Currently attending a conference on Social Media in Schools; However, it should be called, Where there is a door and a window, kids will find another way out.
It is no debate that from generation to generation, kids are more tech savy than their parents. I, who first learned my love of tech from my IBMer father, now get tech help calls from him. Just the other day he called with a problem that I had not experienced before. What did I do? Google it of course and found the solution. I found the way.

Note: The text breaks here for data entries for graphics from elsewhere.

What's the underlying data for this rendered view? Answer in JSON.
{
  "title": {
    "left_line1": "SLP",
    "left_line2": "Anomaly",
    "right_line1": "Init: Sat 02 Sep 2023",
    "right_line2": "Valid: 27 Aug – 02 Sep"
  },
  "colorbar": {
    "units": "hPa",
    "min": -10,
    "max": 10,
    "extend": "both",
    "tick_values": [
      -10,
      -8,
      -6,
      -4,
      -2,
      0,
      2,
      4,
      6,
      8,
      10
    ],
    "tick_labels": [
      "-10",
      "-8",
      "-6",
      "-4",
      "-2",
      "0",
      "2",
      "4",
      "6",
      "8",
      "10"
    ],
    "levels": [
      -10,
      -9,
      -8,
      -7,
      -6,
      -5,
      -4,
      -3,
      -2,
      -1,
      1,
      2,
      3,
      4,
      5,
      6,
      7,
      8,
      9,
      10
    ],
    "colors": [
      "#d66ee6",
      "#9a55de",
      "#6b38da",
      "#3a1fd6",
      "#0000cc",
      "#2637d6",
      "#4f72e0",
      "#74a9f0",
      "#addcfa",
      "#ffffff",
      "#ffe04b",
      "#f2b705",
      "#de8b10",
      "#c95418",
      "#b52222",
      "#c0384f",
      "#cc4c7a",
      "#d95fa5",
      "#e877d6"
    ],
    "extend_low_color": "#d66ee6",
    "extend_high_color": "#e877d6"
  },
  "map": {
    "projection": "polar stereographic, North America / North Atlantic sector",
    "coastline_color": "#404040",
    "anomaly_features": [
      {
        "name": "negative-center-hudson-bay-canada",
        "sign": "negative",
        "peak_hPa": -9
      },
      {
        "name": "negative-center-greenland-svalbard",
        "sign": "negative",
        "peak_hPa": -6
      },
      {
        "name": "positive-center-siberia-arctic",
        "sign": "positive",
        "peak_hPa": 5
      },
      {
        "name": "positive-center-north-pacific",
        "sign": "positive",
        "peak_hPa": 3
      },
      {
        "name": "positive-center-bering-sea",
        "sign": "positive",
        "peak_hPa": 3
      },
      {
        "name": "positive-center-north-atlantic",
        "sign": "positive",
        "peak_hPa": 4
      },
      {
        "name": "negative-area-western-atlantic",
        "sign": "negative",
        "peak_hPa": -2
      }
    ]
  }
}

Students do the same. In my current tech class with upper elementary aged kids we are working with a project-based Webquest based on the Three Little Pigs. Students have various higher and lower tech options to complete tasks. The majority chose the options that include Kerpoof or Glogster, as they offer them the creative tech option. Most students had no experience with these sites, but does that stop them from interacting with them? No, kids, when motivated and tech is motivating, will try and play, usually with success. Often discovering parts of these learning tools that I had yet to find.
With our recently started ability to BYOD (Bring your own device), although limited to tablet or laptop, I have been given a glance at novice kids with tech, more than I had before. Students will figure out how to make the devices and apps work for them. They don’t mind experimenting, which is one reason I love iPads for schools. There is less ways for kids to “mess” them up.
The problem is, kids will find a way. As one presenter noted, no child should have a better phone/device than their parents. If the child has a smartphone, while the parent has a flip phone, how is the parent to understand the power they have put in the child’s hand? If a parent doesn’t grasp the concept of all the device can do, then how can they parent the use of such a device with their child?
With a background in Child Development, this is the area I see and fear most. Kids do not have the cognitive ability to truly grasp the power and consequences today’s devices hold. Kids need to be taught, they need to be watched, they need to be held accountable. If parents cannot take these steps, they should not be putting the device in their child’s hand.
I have witnessed my students walking that fine line, and that is only what I see. With new and advanced apps and Social Media, it is getting easier and easier for “accidents” to happen that could have long term negative effects on kids. Kids will skip the door and the window, even if they are open, and find another way without forethought to what could be on the other side.
Education to these starts at home, before the device is put into the child’s hands. Just as kids are taught to look both ways before crossing the road before we let go of their hand, they need to be taught to use tech devices by looking all ways, before it goes into their hands.